The cycle of elation and disappointment is overly familiar here, having repeated itself every four years since 1990 (with the exception of 1994 when England failed to qualify for the World Cup). The tournament will start with expectations heightened beyond the realm of possibility by some combination of the players, the media, and the manager. Then there will be an initial letdown or a major gaffe (or gaffes) in one of the opening group games. This tournament has already had more foibles than the fans and media can count: Robert Green's "hand of clod" goalkeeping travesty, the "exquisite torture" of England's 0-0 draw against Algeria, and Wayne Rooney's wincing after the team was booed off of the pitch to name just a few. (Paul Parker, by the way, told me that Rooney should never have lashed out at the fans who booed the England team. "There's been players playing in my time, who had 20-30,000 people singing songs about the color of their skin," the black ex-player said. "But when we walked off the pitch, could we say anything? No. Because we weren't going to win that battle.")

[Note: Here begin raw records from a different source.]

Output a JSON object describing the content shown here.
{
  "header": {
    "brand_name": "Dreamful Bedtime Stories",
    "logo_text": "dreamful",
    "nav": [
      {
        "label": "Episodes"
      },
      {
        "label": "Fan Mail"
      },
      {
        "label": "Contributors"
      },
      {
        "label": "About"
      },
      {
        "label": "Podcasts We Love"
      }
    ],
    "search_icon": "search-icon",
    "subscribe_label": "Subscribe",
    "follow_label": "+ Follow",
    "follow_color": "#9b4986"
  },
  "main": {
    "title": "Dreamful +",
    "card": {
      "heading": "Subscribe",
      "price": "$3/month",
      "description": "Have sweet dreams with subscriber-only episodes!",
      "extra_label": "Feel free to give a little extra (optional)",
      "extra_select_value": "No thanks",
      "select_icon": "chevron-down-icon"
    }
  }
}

The letdown after the Algeria game was especially harsh, with the team taking a hammering in the press and losing the faith of many ardent supporters. "With Algeria, as soon as they kicked off, you were like this is going to be hell," Rich told me on the patio of the Shrewsbury Hotel. His prediction prior to the Slovenia match: "If I was having a bet today with sort of me last 10 pounds or whatever, I'd go on 0-0 and we'd go out."
The next phase in the cycle came with the convincing 1-0 win over Slovenia: a return to favored status in the media and a renewed flicker of hope among the truest England supporters. "We'll fight our way through it and win it by the odd goal," Parker correctly surmised prior to the Slovenia match. "Then we'll go on and start to 'win the World Cup' again for some unknown reason."
For this round of redemption to last longer than a few days, the English must beat the dreaded Germans. Given Germany's impressive form, the more-likely scenario is that they simply lose and enter the final phase of the cycle: total self-flagellation.
Still, hope—coupled with disappointment and skepticism, of course—will always spring eternal with England fans. "I'm happy with the performance, but there's still a little bit more to go," a tattooed, middle-aged Fabio Capello look-alike in an England shirt told me immediately after the Slovenia win. "The people that come out in the World Cup and the European Championships are not really into football, they're all thinking we're going to win it. The actual fans, you're a bit more realistic, aren't you?"